Cristal extraordinaire
Dans la nouvelle étude de l’équipe, Todadri a cherché à déterminer comment des fractions électroniques pourraient émerger du graphène pentacouche si ce n’était par le chemin qu’il avait initialement prédit. Les physiciens ont examiné leur hypothèse initiale et ont réalisé qu’ils avaient peut-être oublié un ingrédient clé.
« La stratégie standard dans ce domaine pour comprendre ce qui se passe dans un système électronique consiste à traiter les électrons comme des acteurs indépendants et, à partir de là, à déterminer leur topologie, ou enroulement », explique Todadri. « Mais d’après les expériences de Long, nous savions que cette approximation devait être incorrecte. »

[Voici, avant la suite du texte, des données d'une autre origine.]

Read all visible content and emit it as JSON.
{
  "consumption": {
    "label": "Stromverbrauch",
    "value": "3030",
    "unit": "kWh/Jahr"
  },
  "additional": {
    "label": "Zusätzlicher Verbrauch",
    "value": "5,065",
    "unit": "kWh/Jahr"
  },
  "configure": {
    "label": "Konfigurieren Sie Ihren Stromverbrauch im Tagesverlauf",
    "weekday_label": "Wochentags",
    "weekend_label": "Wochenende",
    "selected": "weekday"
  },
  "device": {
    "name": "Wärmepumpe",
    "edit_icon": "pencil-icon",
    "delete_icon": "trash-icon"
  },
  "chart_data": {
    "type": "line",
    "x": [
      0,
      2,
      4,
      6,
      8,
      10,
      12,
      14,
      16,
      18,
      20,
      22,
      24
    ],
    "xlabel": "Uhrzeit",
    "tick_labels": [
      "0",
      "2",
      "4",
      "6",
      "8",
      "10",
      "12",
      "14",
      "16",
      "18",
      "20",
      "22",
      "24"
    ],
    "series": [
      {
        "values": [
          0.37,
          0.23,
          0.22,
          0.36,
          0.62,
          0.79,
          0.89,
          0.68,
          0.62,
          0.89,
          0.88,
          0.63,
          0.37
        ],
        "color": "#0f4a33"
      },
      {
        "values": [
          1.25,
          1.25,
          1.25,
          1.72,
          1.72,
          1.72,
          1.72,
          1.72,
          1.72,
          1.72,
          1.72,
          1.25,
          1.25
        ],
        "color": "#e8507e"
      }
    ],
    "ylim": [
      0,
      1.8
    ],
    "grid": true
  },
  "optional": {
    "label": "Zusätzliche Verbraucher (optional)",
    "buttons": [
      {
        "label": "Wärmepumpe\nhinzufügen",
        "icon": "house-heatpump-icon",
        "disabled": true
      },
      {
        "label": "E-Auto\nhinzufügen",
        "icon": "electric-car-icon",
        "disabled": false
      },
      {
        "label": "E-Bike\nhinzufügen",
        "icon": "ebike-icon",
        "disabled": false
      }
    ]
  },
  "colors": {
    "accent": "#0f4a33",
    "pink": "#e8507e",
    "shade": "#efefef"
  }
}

Alors que dans la plupart des matériaux, les électrons disposent de suffisamment d’espace pour se repousser et se déplacer en tant qu’agents indépendants, les particules sont beaucoup plus confinées dans des structures bidimensionnelles telles que le graphène pentacouche. Dans des espaces aussi restreints, l’équipe a réalisé que les électrons devraient également être forcés d’interagir, se comportant selon leurs corrélations quantiques en plus de leur répulsion naturelle. Lorsque les physiciens ont ajouté les interactions interélectroniques à leur théorie, ils ont découvert qu’elle prédisait correctement l’enroulement observé par Ju pour le graphène pentacouche.
Une fois qu’ils ont eu une prédiction théorique correspondant aux observations, l’équipe a pu travailler à partir de cette prédiction pour identifier un mécanisme par lequel le graphène pentacouche donnait naissance à une charge fractionnaire.
Ils ont découvert que l’arrangement moiré du graphène pentacouche, dans lequel chaque couche d’atomes de carbone en forme de réseau est disposée les unes sur les autres et au-dessus du nitrure de bore, induit un faible potentiel électrique. Lorsque les électrons traversent ce potentiel, ils forment une sorte de cristal, ou formation périodique, qui confine les électrons et les oblige à interagir via leurs corrélations quantiques. Cette lutte acharnée électronique crée une sorte de nuage d’états physiques possibles pour chaque électron, qui interagit avec tous les autres nuages d’électrons dans le cristal, dans une fonction d’onde, ou un modèle de corrélations quantiques, qui donne l’enroulement qui devrait définir l’état physique. étape permettant aux électrons de se diviser en fractions d’eux-mêmes.
« Ce cristal possède tout un ensemble de propriétés inhabituelles qui sont différentes des cristaux ordinaires et soulèvent de nombreuses questions fascinantes pour les recherches futures », explique Todadri. « À court terme, ce mécanisme fournit la base théorique pour comprendre les observations de fractions d’électrons dans le graphène pentacouche et pour prédire d’autres systèmes ayant une physique similaire. »
Ce travail a été soutenu en partie par la National Science Foundation et la Fondation Simons.